Abstract Autism spectrum disorders (ASDs) are characterized by core behavioral symptoms in the domains of sociability, language/communication, and repetitive or stereotyped behaviors. Deficits in the prefrontal and hippocampal excitatory/inhibitory balance due to a functional loss of GABAergic interneurons are proposed to underlie these symptoms. Increasing the postsynaptic effects of GABA with compounds that selectively modulate GABAergic receptors could be a potential target for treating ASD symptoms.

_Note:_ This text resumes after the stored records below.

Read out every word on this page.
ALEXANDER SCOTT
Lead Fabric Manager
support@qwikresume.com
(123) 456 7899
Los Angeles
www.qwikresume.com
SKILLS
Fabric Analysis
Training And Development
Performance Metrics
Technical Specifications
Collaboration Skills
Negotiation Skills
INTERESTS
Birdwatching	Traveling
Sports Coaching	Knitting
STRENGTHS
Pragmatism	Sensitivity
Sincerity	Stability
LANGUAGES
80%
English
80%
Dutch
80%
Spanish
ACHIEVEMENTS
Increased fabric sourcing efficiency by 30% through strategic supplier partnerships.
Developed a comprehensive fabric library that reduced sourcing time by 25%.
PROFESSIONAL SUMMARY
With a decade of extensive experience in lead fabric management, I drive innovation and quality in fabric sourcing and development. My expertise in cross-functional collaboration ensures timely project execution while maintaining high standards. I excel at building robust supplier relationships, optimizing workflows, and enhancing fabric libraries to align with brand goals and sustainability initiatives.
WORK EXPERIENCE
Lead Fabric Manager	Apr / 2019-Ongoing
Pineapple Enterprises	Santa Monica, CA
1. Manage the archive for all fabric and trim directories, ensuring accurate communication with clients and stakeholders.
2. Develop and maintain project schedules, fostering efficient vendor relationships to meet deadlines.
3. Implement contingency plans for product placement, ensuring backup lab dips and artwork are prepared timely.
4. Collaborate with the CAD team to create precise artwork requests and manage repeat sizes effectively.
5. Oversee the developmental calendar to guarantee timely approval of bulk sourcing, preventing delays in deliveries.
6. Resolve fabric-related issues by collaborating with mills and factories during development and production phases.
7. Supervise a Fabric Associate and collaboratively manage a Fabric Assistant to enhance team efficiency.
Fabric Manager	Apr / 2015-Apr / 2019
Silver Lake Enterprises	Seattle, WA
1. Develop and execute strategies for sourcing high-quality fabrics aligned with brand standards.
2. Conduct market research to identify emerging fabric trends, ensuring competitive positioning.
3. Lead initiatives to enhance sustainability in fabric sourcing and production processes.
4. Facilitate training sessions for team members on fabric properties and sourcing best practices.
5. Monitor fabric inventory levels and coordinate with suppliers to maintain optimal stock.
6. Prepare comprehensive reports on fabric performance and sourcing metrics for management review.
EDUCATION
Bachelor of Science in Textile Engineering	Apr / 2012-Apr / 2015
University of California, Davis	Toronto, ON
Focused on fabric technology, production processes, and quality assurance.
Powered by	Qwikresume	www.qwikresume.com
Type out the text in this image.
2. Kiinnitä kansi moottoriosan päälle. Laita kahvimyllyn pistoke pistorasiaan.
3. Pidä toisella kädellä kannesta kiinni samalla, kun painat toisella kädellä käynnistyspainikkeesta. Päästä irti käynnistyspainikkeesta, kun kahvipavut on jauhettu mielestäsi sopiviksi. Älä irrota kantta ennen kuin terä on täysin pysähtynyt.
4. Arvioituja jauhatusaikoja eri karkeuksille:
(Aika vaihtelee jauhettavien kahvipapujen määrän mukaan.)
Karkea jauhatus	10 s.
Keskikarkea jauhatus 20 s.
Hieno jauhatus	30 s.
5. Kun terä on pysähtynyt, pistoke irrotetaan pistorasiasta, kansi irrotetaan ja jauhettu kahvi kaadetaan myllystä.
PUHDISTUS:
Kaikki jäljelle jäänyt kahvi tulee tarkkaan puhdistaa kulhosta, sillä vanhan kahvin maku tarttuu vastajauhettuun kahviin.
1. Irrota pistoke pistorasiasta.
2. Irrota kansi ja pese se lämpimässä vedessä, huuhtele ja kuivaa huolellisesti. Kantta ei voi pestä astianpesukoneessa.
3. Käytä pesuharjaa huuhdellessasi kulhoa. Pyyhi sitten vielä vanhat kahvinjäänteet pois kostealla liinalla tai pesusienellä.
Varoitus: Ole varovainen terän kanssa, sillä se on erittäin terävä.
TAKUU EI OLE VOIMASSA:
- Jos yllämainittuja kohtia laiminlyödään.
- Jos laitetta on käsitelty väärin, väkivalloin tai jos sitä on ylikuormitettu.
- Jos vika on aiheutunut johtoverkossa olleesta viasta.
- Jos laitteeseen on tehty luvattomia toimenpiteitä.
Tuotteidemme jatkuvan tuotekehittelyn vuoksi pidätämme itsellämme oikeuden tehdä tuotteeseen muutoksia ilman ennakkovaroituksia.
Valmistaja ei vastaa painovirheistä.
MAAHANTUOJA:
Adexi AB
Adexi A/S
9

In addition, deficits in GABAergic interneurons have been linked to dopamine (DA) system dysregulation, and, despite conflicting evidence, abnormalities in the DA system activity may underly some ASD symptoms. Here, we investigated whether the positive allosteric modulator of α5‐containing GABA A receptors (α5‐GABA A Rs) SH‐053‐2′F‐R‐CH3 (10 mg/kg) attenuates behavioral abnormalities in rats exposed to valproic acid (VPA) in utero, an established risk factor for autism. We also evaluated if animals exposed to VPA in utero present changes in the ventral tegmental area (VTA) DA system activity using in vivo electrophysiology and if SH‐053‐2′F‐R‐CH3 could attenuate these changes. SH‐053‐2′F‐R‐CH3 was administered intraperitoneally 30 min before each behavioral test and electrophysiology. In utero VPA exposure caused male and female rats to present increased repetitive behavior (self‐grooming) in early adolescence and deficits in social interaction in adulthood. Male, but not female VPA rats, also presented deficits in recognition memory as adults. SH‐053‐2′F‐R‐CH3 attenuated the impairments in sociability and cognitive function in male VPA‐exposed rats without attenuating the decreased social interaction in females. Adult male and female VPA‐exposed rats also showed an increased VTA DA neuron population activity, which was not changed by SH‐053‐2′F‐R‐CH3. Despite sex differences, our findings indicate that α5‐GABA A Rs positive allosteric modulators may effectively attenuate some core ASD symptoms.